Butter: Manresa’s butter is in a different league because of their sourcing. They purchase their milk and cream from a small farm in Watsonville that has special Vache Normande cows: a French breed associated with the Normandy dairy region. “We’ve used cream from the Vache Normande source for almost 7 years now,” says chef Kinch. Unfortunately they had apporximately a twelve month period where there was no milk or cream at all. “I am anticipating having cream once a week until the end of the year,” he explains. “We take it in stride. I’m grateful for the product and I understand the vagaries of artisanal productions.”

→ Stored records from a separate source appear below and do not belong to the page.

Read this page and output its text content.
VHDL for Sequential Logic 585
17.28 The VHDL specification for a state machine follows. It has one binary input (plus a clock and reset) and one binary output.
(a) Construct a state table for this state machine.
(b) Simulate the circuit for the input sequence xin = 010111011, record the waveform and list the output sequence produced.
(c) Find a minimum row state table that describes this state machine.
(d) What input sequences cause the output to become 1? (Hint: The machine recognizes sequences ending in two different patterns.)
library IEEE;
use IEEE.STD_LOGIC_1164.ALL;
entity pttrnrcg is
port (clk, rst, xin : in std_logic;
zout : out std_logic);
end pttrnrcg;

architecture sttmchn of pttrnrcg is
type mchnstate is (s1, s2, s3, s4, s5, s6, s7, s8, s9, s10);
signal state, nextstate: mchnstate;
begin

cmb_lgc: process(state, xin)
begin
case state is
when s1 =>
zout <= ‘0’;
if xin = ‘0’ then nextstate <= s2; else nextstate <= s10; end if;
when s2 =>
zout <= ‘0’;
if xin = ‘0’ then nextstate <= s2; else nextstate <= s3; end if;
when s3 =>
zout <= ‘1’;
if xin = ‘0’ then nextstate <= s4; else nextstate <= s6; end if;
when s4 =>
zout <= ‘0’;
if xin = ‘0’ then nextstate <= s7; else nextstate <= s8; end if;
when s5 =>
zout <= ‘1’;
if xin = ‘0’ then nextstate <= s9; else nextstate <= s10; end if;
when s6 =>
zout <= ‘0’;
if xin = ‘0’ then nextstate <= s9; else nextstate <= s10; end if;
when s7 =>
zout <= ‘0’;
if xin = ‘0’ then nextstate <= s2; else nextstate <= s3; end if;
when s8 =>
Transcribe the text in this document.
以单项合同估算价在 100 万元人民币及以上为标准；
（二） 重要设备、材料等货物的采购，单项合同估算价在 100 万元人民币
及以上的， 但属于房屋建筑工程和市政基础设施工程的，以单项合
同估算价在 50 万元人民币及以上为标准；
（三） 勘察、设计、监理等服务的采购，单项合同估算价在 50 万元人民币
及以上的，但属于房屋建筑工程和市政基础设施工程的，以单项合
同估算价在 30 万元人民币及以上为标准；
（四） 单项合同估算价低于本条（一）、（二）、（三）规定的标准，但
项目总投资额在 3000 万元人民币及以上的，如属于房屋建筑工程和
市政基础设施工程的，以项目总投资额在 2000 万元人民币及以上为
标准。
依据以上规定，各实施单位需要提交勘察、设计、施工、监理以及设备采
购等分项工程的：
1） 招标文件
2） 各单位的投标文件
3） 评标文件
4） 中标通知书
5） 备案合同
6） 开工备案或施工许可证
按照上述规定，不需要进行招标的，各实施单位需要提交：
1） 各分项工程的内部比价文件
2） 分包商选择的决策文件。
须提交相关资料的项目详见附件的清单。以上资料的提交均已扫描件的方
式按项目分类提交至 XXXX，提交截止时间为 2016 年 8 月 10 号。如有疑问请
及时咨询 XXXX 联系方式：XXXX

Chef Kinch describes the butter’s origins and notes that three to four years before he found this source, they were making butter from Holstein and Jersey cream and it made a very nice product but the Vache Normande was on such a different level it was truly great to find it.
When they have a steady supply of cream, they make their butter once a week.
Manresa adds either Jacobsen Fleur du Sel or, better yet, their own homemade salt made from water they gather in Monterey Bay. See Kinch’s book "Manresa: An Edible Reflection", for a salt sourcing how-to called Our Salt.
Chef Kinch now feels that there is no point in making their own butter unless they have the tremendous Vache Normande source. “When we don’t have the Normande cream we buy our butter from Sierra Nevada Cheese Company,” he says. There are a lot of European style butters out there, but chef Kinch likes the fact that Sierra Nevada Butter is California produced.
When asked about his butter making goals, chef Kinch says, “We add a fair amount of salt to our butter. We are trying to make a Breton (Brittany, France) style sweet butter, one that is not cultured. I like the richness and natural sweetness and the saltiness of a Breton style butter, as apposed to a Normandy style butter, that is just my personal preference.”
Chef Kinch lists recipes for Manresa's Our Butter and Nasturtium Butter in his book "Manresa: An Edible Reflection”.
Commentary: I asked chef Kinch what type of butter he eats when he is at home. He explained, “A friend of mine, as a gift, gave me a good supply of Trappist butter made in Hokkaido Japan. Which is really superb.” Trappist butter comes in vacuum-sealed cans. Hokkaido is known for it’s dairy region of Japan. Hokkaido is wild and isolated with lots of national parks and surrounded by the sea. “The quality is very, very high. It is something that I have in my fridge at home, other than that I usually take some homemade butter home from the restaurant,” admits chef Kinch.